Update: ATSG filed a request with the United States District Court, Southern District of Ohio to issue a temporary restraining order that would force the pilots to end their strike. The court deferred the decision until an evidentiary hearing scheduled for Wednesday afternoon.
- About 250 pilots flying for a subsidiary of airplane leasing company Air Transport Services Group Inc. went on strike Tuesday morning and will not fly scheduled routes for Amazon and global shipper DHL, according to a press release emailed to Retail Dive.
- The pilots are protesting staffing shortages in result of too many emergency runs, precluding time off in violation of their contracts. ATSG’s ABX Air operates 35 daily flights for Amazon and 45 daily flights for DHL.

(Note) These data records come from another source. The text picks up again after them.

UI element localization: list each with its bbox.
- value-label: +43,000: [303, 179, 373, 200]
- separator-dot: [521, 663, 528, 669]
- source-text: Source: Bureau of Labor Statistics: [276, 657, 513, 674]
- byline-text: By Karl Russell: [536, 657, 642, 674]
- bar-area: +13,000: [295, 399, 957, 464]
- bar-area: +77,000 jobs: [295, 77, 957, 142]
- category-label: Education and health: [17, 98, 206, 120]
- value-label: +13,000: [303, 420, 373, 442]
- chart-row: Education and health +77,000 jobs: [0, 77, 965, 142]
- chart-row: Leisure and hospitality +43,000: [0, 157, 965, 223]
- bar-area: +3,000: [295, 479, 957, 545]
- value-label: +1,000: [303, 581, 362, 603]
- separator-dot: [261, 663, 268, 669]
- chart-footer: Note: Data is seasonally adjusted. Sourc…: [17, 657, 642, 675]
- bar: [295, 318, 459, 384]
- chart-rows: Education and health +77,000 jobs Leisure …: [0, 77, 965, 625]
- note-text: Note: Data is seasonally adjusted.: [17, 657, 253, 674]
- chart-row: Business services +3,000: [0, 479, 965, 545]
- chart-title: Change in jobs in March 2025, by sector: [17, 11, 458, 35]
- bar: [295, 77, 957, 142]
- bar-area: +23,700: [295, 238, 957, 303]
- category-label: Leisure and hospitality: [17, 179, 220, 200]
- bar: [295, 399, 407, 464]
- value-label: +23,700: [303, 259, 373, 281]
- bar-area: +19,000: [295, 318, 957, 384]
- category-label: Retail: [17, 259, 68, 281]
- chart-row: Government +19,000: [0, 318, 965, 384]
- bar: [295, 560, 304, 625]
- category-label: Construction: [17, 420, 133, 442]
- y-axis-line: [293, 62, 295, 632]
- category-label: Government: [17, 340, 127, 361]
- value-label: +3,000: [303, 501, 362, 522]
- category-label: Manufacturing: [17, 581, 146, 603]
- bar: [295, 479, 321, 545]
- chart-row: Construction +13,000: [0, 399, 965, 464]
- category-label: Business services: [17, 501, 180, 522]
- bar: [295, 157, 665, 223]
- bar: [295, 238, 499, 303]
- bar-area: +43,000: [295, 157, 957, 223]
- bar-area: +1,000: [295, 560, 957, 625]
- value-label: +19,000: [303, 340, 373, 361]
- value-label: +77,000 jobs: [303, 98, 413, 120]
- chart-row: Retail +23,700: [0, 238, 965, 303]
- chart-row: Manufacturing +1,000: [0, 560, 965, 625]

- The Railway Labor Act, a federal law protecting commerce from disruptions involving labor disputes, doesn’t apply, according to the Airline Professionals Association, Teamsters Local 1224, which represents the pilots, because the issue concerns a violation of a contract, Bloomberg reported.
The strike comes on the heels of a holiday season in which delivery companies anticipate record e-commerce sales. United Parcel Service in October said it expects to deliver more than 700 million packages between Black Friday and New Year’s Eve, up 14% from the same period in 2015.
Even if it’s deemed improper or is short-lived, the strike unveils Amazon’s vulnerability to the kinds of issues normally reserved for shipping companies like UPS, FedEx or DHL. In March, Amazon bought a 9.9% stake in ATSG, based in Wilmington, OH, and the e-commerce giant’s fulfillment unit, Amazon Fulfillment, said then that it's leasing 20 Boeing 767s from ATSG to improve delivery operations.
In August, to great fanfare, Amazon revealed its first Prime Air-branded cargo aircraft in an inaugural flight during Seattle’s annual Seafair Air Show. The Boeing 767-300, dubbed Amazon One, is one of 11 planes flying for Amazon through air cargo partners Atlas Air and ATSG in conjunction with the e-retail giant’s ambitious logistics and fulfillment efforts. Amazon said then that the Prime Air transportation network will expand to 40 leased planes over the coming months.
The strike only adds to the fulfillment and delivery costs that are already weighing Amazon down. The e-commerce giant in October logged its sixth straight profitable quarter, but operating expenses of $32.1 billion (a 29% increase from $24.9 billion in Q3 last year) undid that almost totally. Amazon’s much-touted fulfillment and shipping ambitions look to have finally caught up with it: Those costs rose more than sales.